I was a bit agitato, now, with strange ideas flashing thru my head: "So if you have a clubhead speed of 100 MPH -- just to use a round number -- how fast are your hands moving?"

"Well . . . actually your hands would actually come to a full stop at the release point. In fact, I read once where they measured Bobby Jones hands and they found that The Perfect Swing moved at the Acceleration of Gravity . . . "

"You mean '32 feet per sec per sec'? The Speed of Gravity?"

"Yes, the Acceleration of Gravity. No faster or Slower. That's what gave his swing that effortless quality."

Now I was fully alert, as if on a caffeine buzz. "I'm going to use this," I declared. "I grok it! I am going to tap into the cosmos" -- Mr Science raised his hand to object -- "to the planetary forces!"

So I was pumped, despite the dawn hour of our tee-off, but we both had to do without our warmups: neither the cafe nor the driving range was open yet, so we putted till we were called. We sort of remembered the front 9, from a distressing round we almost had here before -- after the 5 hour summer afternoon front 9, we had gotten a "slo-play" check, but it had expired. Still we had returned -- the bargain price was right. That round had poisoned our attitude, but in the cool morning, unimpeded by legions of duffers under the impression they are playing the US Open, we scampered around very pleasurably. The front 9 especially seemed very interesting to us -- possibly because we were somewhat familiar -- but the back 9 seemed less challenging, less interesting.

See: that proves my objectivity. I played better on the back 9 than the front (49-45=94), but I liked the front better. Mr Science declared on the 18th Tee: Par 5 for a 79! But his tee shot was not strong. I Gravity Accelerated a majestic hook out into somebody's yard, then skied a drive along the same line to the left rough.

I absolute gravitated my 5 wood down the middle of the fairway, while Mr Science batted his second shot off to the left.

I wound up out in the middle of a bunch of moguls -- unique on this course to this hole -- with 134 yards to the middle of the green from the back side of a particularly knobby knob. I accelerated like Foucaults Pendulum thru a choke down 7 iron and lofted an amazing high shot that sat down in its divot in the middle of green.

Mr Science flubbed his third into a bunker behind the greenside bunker. Nothing would do then but that he would catch it clean over the green and take two pitches to get to the dance floor. I calmly lagged my 30 footer down by the hole and claimed a gimme virtual par. "I got my 7!" I said proudly. Mr Science gave me a look, but then rapped his knee-knocker in for his 7, too.

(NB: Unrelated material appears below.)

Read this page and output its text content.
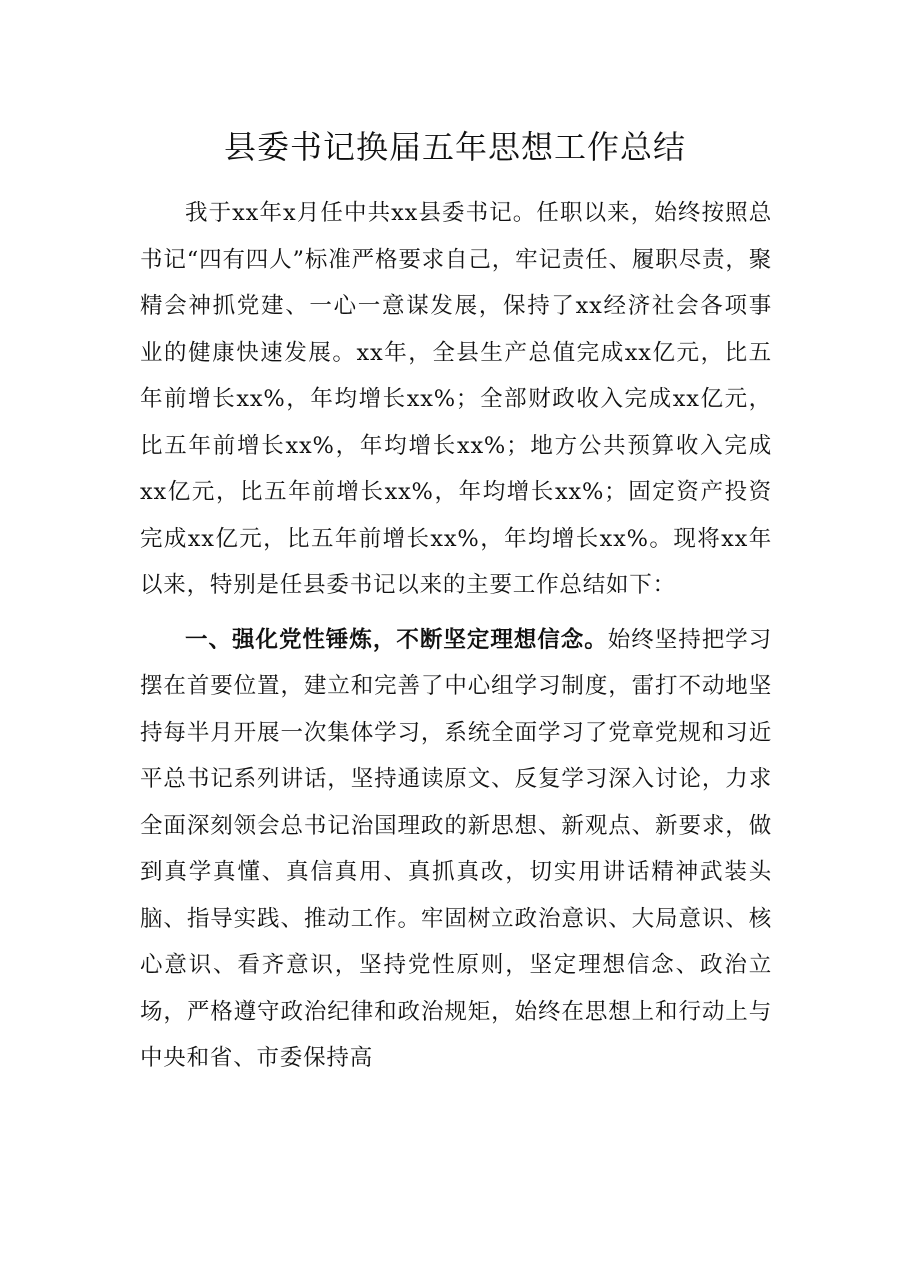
县委书记换届五年思想工作总结

我于xx年x月任中共xx县委书记。任职以来，始终按照总书记“四有四人”标准严格要求自己，牢记责任、履职尽责，聚精会神抓党建、一心一意谋发展，保持了xx经济社会各项事业的健康快速发展。xx年，全县生产总值完成xx亿元，比五年前增长xx%，年均增长xx%；全部财政收入完成xx亿元，比五年前增长xx%，年均增长xx%；地方公共预算收入完成xx亿元，比五年前增长xx%，年均增长xx%；固定资产投资完成xx亿元，比五年前增长xx%，年均增长xx%。现将xx年以来，特别是任县委书记以来的主要工作总结如下：

一、强化党性锤炼，不断坚定理想信念。始终坚持把学习摆在首要位置，建立和完善了中心组学习制度，雷打不动地坚持每半月开展一次集体学习，系统全面学习了党章党规和习近平总书记系列讲话，坚持通读原文、反复学习深入讨论，力求全面深刻领会总书记治国理政的新思想、新观点、新要求，做到真学真懂、真信真用、真抓真改，切实用讲话精神武装头脑、指导实践、推动工作。牢固树立政治意识、大局意识、核心意识、看齐意识，坚持党性原则，坚定理想信念、政治立场，严格遵守政治纪律和政治规矩，始终在思想上和行动上与中央和省、市委保持高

I figger the whole day is a tie, based on that hole.

The Acceleration of Gravity was my only swing thought, and it worked quite well off the tee, but my iron shots were all Othello balls, Hit Well But Not Wisely, usually a pull -- just toooo strong. I still have high hopes tho: one shouldn't hope to conquer Gravity in one Round, should one?

I must have been still groggy from lack of sleep, I honestly don't remember too much about the course, but then that's often the way with Arnold Palmer courses, isn't it? For what ever reason, he just lacks the inspirational touch given to Jack Nicklaus courses. But there is some elevation change and there are some well-placed bunkers and the greens are very interesting.

So it's a solid 3, but with an asterisk, points out Mr. Science: that one tees off before 6 am.